Eran las 6:15 a. m. de un martes, y yo estaba mirando fijamente un hábitat de malla de plástico para mariposas en la encimera de mi cocina, como si estuviera esperando a que un servidor se reiniciara. Sostenía un atomizador de plástico en una mano, completamente congelado, mientras mi hijo de 11 meses golpeaba agresivamente con sus puñitos la bandeja de su silla alta, exigiendo su avena matutina. Dentro de la malla había un grupo de algo parecido a espuma marrón que había comprado en internet durante una sesión nocturna de navegación. Mi esposa entró a la cocina, miró la jaula de malla, me miró a mí y simplemente suspiró. Le había dicho que esta iba a ser una actividad STEM altamente educativa para nuestro hijo. No importaba que su hito de desarrollo actual fuera descubrir cómo lanzar una cuchara de silicona al otro lado de la habitación con la máxima velocidad. Yo estaba convencido de que necesitábamos conectar con la naturaleza, y en mi cerebro privado de sueño, eso significaba traer insectos depredadores a nuestro dúplex de Portland.
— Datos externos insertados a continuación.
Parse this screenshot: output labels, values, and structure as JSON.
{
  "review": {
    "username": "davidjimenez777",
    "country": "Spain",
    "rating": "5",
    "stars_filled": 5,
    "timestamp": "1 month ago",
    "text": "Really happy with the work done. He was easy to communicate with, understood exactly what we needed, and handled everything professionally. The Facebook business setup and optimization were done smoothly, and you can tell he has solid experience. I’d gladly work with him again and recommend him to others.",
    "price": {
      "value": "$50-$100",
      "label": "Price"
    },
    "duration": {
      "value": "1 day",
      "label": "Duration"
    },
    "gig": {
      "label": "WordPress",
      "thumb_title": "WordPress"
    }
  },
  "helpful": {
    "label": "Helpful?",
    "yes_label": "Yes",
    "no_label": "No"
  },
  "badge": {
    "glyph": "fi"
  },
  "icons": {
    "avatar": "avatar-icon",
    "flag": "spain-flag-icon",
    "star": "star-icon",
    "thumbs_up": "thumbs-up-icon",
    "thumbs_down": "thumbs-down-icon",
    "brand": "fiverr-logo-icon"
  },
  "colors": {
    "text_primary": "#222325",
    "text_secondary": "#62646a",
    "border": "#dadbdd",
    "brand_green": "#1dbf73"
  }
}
Aparentemente, cuando pides huevos de mantis religiosa por internet, no te envían un cartón de huevos cuidadosamente empaquetado. Te envían una ooteca, que se parece exactamente a un trozo seco de espuma de poliuretano aislante que se cayó de una obra en construcción. Las instrucciones decían que contenía entre veinte y cuatrocientos bichitos. Me imaginé que tendríamos unos diez. Estaba fundamental y matemáticamente equivocado.
La petición al servidor de las 2 a. m.
Todo esto empezó porque me entró ansiedad sobre la exposición de mi hijo al mundo natural. Soy ingeniero de software, lo que significa que paso nueve horas al día mirando editores de texto en modo oscuro, y de repente sentí una culpa aplastante de que la única interacción de mi hijo con la vida silvestre fuera ver a los cuervos picoteando los cubos de basura en nuestro callejón. Me metí de lleno en la madriguera de Reddit sobre insectos beneficiosos para el jardín y, de alguna manera, terminé con un carrito de compras lleno de recintos de malla y un estuche de huevos inactivo.
El proceso de incubación es básicamente un juego de paciencia en el que intentas mantener el pequeño recipiente un poco cálido y lo rocías de vez en cuando para que los huevos no se sequen y se conviertan en pequeños fósiles de insectos. Mantuve un termómetro inteligente junto al frasco, rastreando obsesivamente los datos de la temperatura ambiente como si estuviera monitorizando las temperaturas de la CPU durante una prueba de estrés.
Entonces, seis semanas después, ocurrió el despliegue.
Ejecutando la secuencia de eclosión
Estaba sirviendo café cuando me di cuenta de que la jaula de malla se movía. No la jaula en sí, sino las paredes interiores. Estaban vibrando. Me acerqué y me di cuenta de que el grupo de espuma marrón básicamente había explotado. Cientos de pequeños hilos verdes con aspecto alienígena caían del estuche de huevos, colgando de hilos microscópicos invisibles. Una vez que tocaron el fondo del recinto, se sacudieron y comenzaron a marchar de un lado a otro como una infantería microscópica.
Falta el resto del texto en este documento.